The Not-Fated Economic Recovery
I’ve seen a spate of stories recently suggesting that a economic recovery is fated to happen by 2013, and whoever wins the Presidential election will be able to claim the mantle of the “recovery President.” This is far too deterministic a take for me. There is such a thing as a business cycle, but to suggest that national policy cannot dislodge it ignores history. Even recent history.
In 2009 it looked as if the next Prime Minister of Britain would be able to take credit for a recovery. Then David Cameron installed an austerity regime and the economy stalled. So there’s no question that the actions of the federal government can and will have an impact on any economic recovery, especially at a time when demand remains slack and monetary policy is at the zero bound, and with a Federal Reserve Board of Governors unwilling to risk inflation even slightly above the target level.

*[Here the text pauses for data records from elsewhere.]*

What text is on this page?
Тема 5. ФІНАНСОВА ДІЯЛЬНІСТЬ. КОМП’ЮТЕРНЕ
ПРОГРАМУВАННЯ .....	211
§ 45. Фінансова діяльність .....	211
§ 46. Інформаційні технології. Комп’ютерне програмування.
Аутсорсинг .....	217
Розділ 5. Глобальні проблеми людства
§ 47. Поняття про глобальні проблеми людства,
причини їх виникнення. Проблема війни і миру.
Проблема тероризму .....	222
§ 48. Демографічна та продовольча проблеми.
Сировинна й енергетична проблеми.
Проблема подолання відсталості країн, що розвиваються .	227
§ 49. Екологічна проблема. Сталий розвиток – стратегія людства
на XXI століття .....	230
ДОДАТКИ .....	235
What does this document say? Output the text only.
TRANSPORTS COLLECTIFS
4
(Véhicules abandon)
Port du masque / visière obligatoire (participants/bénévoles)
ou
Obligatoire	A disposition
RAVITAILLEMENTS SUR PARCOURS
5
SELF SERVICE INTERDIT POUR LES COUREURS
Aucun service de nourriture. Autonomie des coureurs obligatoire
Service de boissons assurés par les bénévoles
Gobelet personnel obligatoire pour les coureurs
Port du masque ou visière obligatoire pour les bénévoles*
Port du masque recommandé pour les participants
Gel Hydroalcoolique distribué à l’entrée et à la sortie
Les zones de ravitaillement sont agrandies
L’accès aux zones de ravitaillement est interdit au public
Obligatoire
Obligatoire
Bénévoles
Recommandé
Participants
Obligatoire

I’m assured by some wags that Obama would not install Cameron-like austerity, and Romney would usher in a tax-side stimulus that, while, clunky, would increase GDP. This ignores the other side of his policy prescriptions, the cap on federal spending, which Jonathan Cohn takes a look at.
Start with some budget math. Romney . . . has vowed that, by 2016, he would cap federal spending at 20 percent of gross domestic product while maintaining defense spending at 4 percent of GDP. That means he would limit all non-defense spending to 16 percent of GDP.
The latest Congressional Budget Office projection suggests that GDP in 2016 will be $19.1 trillion. Sixteen percent of that is about $3.1 trillion. But, based on CBO figures, non-defense spending will be about $3.6 trillion in 2016. So to meet his goals, Romney would have to cut non-defense federal spending in 2016 by roughly $500 billion.
Romney doesn’t deny this. On the contrary, he’s been refreshingly honest on this subject. In the Washington D.C., speech where he laid out his budget vision, he said “we’ll need to find almost $500 billion in savings a year in 2016.” But Romney has not given many details on what that would entail. (Nor did his campaign respond to questions about this from TNR.) Perhaps that’s because the impact of these cuts would scare the bejeezus out of some people.
That works out to a 14.1% reduction in spending within 3 years, and if Social Security and Medicare get exempted, 25%. This cannot get entirely backloaded or washed away with a gimmick. And most important, those cuts would be put on top of the already contractionary federal fiscal policy set to start in Fiscal Year 2013. As Cohn points out, the Center on Budget and Policy Priorities estimates that non-defense discretionary programs will be cut by 17 percent of the current baseline by 2021. Romney wants to add another 14-25% cut to this.
The cuts we will already experience in FY 2013 will reduce GDP by as much as 1.5% according to a recent analysis from Goldman Sachs. So any tax cuts would have to make up for all of this. Only it can’t, because Romney would also pursue a balanced budget, meaning that the tax cuts will have to get offset somewhere else. And all of this budget-related stuff can get done through reconciliation – it’s what reconciliation was designed to accomplish – so if Romney has a Republican Congress (and if he wins, presumably it will be a good night for the GOP), he won’t have much problem getting his budget vision through.
So no, I don’t think that there’s an automatic recovery waiting for the next Presidential term, and that the next President need only bask in the glory of falling unemployment rates. Lots of decisions between now and then will set the course ahead.